This is the third instalment in the Urban Times ‘Logic Rules’ Series – examining the many logical behaviours we eschew for illogical reasons.
My local Starbucks in Cyprus is something of a mixed bag. I go there because it makes sense…
I went to my local Starbucks the other day to meet a friend. I like Starbucks. It may be the epitome of corporatism, but it’s one of the few places in Cyprus where smoking is strictly prohibited. To be more precise, it’s one of the few places in Cyprus where the smoking ban is enforced.
It’s one of the few places in Cyprus where the smoking ban is enforced
There are more upsides. Starbucks has free wifi with no password. Just find the network and shazam, you’re in. It also has high ceilings and plays soft music. No dingy, converted building with a hobbit ceiling to crack your head on, no pop extravaganzas blaring through the speakers all the time, or, worse yet, traditional tunes that make you think you’re at a wedding in the countryside. Just good, chillout music in a climate-controlled environment.
But there are drawbacks. One of them are the loud kids, dozens of them, coming in all shapes and sizes, ages and decibel levels. I’m not a troll – I like kids, they make any venue come alive – but when assembled in a cafe like that, where their parents have come to meet friends – with more kids – who haven’t met for a while, and whose inclination is to let their rugrats roam around while they enjoy some quality adult time, these kids turn into a small army of goblins. Screams, cries, yelling, things smashing, toys clunking, items tossed everywhere, and people glancing around, trying to keep their drinks safe from the staggering little people… it can be very un-chill-out.
So I choose my time carefully and make sure I go there before the armies of mischief arrive.
Then, of course, there’s the marketeers. A cadre of online travel agents whose main mission is to recruit more salespeople, who recruit more salespeople in turn etc. They’ve turned the place into their professional hangout, hogging the electrical-socket area in order to power their laptops and make their pitches to prospective recruits, whom they bring over in droves. They’re not loud – they’re in fact very respectful – but they seem to have driven away the students that used to hang out there.

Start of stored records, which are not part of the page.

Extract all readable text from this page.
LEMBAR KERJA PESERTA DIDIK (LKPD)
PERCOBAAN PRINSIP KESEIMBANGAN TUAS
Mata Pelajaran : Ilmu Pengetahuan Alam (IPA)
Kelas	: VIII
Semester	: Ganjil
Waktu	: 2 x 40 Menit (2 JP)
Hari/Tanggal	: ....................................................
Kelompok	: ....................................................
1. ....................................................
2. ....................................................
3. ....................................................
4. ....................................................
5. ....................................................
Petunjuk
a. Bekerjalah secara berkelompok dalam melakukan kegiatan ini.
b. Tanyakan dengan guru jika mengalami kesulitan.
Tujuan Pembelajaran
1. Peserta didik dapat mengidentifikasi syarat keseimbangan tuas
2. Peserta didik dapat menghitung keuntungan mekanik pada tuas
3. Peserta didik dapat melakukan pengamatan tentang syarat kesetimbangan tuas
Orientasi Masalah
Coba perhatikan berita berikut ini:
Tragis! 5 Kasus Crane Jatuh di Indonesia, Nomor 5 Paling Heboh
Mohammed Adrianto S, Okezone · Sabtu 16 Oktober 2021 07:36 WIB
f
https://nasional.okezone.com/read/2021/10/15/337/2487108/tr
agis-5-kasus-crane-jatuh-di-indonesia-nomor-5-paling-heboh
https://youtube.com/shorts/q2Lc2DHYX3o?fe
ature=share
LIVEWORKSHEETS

A euro a day keeps the Troika away
They have also driven me away, to the other side of the cafe, where things are less regimented and more relaxed.
Then there’s the bill. Cyprus Starbucks prices are high by comparison. Our tiny island nation is in a deep economic crisis, trudging on via a combination of EU-sanctioned bailout and bail-in (see theft) policies, but the specialty drinks – Latte, Caramel Macchiato, Frapuccino etc – remain well north of the 3-euro mark. Ouch!
Not that it matters to me. I rarely go out for coffee. People who frequent cafes every day (there is a serious coffee culture on the island) may prefer to save up because a euro a day keeps the Troika away, but my scant coffee intake barely makes a difference to my expenses.
Plus, I price my health above the small savings. A euro extra for each drink, plus the screaming kids and the ladder-scheming traveler agents, ALL of them are worth the smoke-free environment.
But there’s something more to the bill than just high prices. Take a look at the picture to the right. See that? It’s the receipt for a large, freshly squeezed orange juice. A mile of paper for a single item! 35 odd lines of information, including the address, the HQ adress, VAT info, the Tax ID, the employee’s name, the time of order, wifi info, an outdated password scheme, various codes, the price of the item, the total sum, a Facebook page, more codes…
Let’s put this in context. The lines dedicated to the item in question are six i.e. roughly 16% of the paper area. The rest of the information are technicalities and trivia.
In other words, more than 80% of the receipt is devoted to bureaucracy and marketing.
Now isn’t that a waste of paper?
In An Arabica Venti Nutshell
My local Starbucks in Cyprus has its pros and cons. It’s a wifi-friendly, smoke-free environment in an EU country where the smoking ban in enclosed public spaces is barely enforced. A thousand thumbs up for its strict, common-sense policy against tobacco.
Unfortunately this also attracts parents with out-of-control children, as well as mysterious travel agents who make the venue a little harder to handle. But they’re a small price to pay for clean air.
As for the item prices, they could go down a notch or two, at least until the crisis abates.
And regarding the receipts, they could be trimmed down in size. Starbucks pride themselves for their environmentally-friendly policies. They can make their case stronger by reducing their bill paper use by at least 50%. Surely an orange juice doesn’t need a receipt the size of a manifesto. Think about it. It’s a helluva lot of trees wasted, enough to keep you up at night.
That’s a Venti we could all do without.